While ABC’s “Dancing With the Stars” may be hoofing up monster auds, cable’s causing some record-breaking drama via top-performing scripted skeins.
Wired world’s hourlongs — and this summer is home to more of them than any other time in history — are attaining Nielsen highs, and show no sign of slowing.
And now that broadcast’s most popular hours — “Desperate Housewives,” “Lost” and “CSI: NY” — are on summer hiatus, cable’s scripted stable is filling the void.
TNT’s epic oater “Into the West” grabbed 6.5 million viewers in its June 17 premiere, and continues to gobble up auds with its weekly Friday-Sunday multiplay. And Kyra Sedgwick starrer “The Closer” landed basic cable’s highest-ever debut for an original series. (Only USA’s “The 4400” collected more viewers last summer, but was billed a five-part event in its initial cycle.)
Also new on the block is “Wildfire,” which notched ABC Family’s most-watched series debut, with nearly 2 million viewers turning in. Up next is FX’s Steven Bochco war drama “Over There.”
FX chief of research Steve Leblang says such achievements are considerable given summer’s heightened competition, though it has yet to be proven that the sheer number of cable offerings have begun to cannibalize one another.
“I think we’re seeing that there’s room for everyone, with the broadcasters doing well with reality, and us with scripted,” Leblang says.
But the real story of summer is in the returning scripted skeins. While reality fare tends to burn white hot and flame out quickly — Leblang points to latest editions of “The Apprentice” and “Swan” as examples — cable’s hours are showing little wear.

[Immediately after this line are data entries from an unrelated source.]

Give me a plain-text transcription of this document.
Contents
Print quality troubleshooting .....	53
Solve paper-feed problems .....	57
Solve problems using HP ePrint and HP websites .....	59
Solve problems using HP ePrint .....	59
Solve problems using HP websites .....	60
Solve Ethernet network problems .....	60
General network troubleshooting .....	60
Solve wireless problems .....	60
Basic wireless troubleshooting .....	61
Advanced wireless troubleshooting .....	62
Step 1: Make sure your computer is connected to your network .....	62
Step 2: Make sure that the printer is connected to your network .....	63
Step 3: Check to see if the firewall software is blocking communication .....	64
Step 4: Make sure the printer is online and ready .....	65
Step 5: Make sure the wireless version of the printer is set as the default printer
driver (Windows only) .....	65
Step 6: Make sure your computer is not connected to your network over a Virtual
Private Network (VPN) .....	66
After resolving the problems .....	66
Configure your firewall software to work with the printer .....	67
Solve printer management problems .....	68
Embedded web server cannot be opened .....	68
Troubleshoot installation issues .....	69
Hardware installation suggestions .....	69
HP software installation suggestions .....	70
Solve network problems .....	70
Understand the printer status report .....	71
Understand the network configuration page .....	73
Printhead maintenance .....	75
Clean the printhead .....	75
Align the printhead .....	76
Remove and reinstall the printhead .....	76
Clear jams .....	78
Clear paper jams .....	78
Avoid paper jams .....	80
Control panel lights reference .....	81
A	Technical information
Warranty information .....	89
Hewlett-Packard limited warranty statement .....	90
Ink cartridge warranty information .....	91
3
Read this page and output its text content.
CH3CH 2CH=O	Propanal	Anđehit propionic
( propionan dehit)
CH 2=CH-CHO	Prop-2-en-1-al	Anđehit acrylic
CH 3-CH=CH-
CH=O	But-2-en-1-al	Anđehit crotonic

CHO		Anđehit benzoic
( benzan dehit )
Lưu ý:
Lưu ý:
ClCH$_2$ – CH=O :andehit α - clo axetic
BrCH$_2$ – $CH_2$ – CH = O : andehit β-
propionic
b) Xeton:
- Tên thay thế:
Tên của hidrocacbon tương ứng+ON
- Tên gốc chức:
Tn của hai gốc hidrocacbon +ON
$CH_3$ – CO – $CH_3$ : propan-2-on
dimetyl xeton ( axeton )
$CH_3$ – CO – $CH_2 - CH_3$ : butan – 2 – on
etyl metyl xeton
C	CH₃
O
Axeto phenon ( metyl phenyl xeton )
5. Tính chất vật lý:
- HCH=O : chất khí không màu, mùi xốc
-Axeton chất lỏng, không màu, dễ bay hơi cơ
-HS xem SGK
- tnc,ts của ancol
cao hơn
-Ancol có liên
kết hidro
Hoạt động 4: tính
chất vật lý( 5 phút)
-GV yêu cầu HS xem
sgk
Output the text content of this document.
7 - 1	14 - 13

USA’s sci-fi drama “4400,” back in a 13-episode showing, has maintained its stellar season one demos, while “The Dead Zone’s” fourth-season premiere has lost little steam between cycles. Women’s cabler Lifetime also came back with the sixth edition of “Strong Medicine” — cable’s longest running original drama — and the third of “Missing” to demo-strong results.
FX’s Denis Leary drama “Rescue Me” lost some overall viewership in its sophomore bow, but nearly none of its desirable 18-49 viewers. And “The Shield” finished its fourth season up from its third, with 3.2 million tuning in. “Look at consistency of these shows. Scripted series, historically, have had stronger legs over the long run,” Leblang says. For cable to be going head to head in the game, albeit focused on reaching smaller, more specific categories, “is an achievement any way you look at it.”
Leblang adds that research shows fewer season-too-season dropoffs than before — despite more programs and more channels.
“There’s a huge amount of sampling going on,” he says. “And it’s because viewers don’t distinguish between watching something on channel 7 or 47. Destination shows are destination shows.”
Only sore spot in the story, surprisingly, comes from HBO. Swan song of “Six Feet Under” is down versus last season, though the skein moved to Monday nights this year (pitting it against “The Closer” and Fox’s “Hell’s Kitchen” among other first-run series).
“Entourage” is down a notch from its first season average. Execs say the weekly cume remains on par with the first season. And Lisa Kudrow starrer “The Comeback” got off to a slow start and has all but stalled in its Sunday run.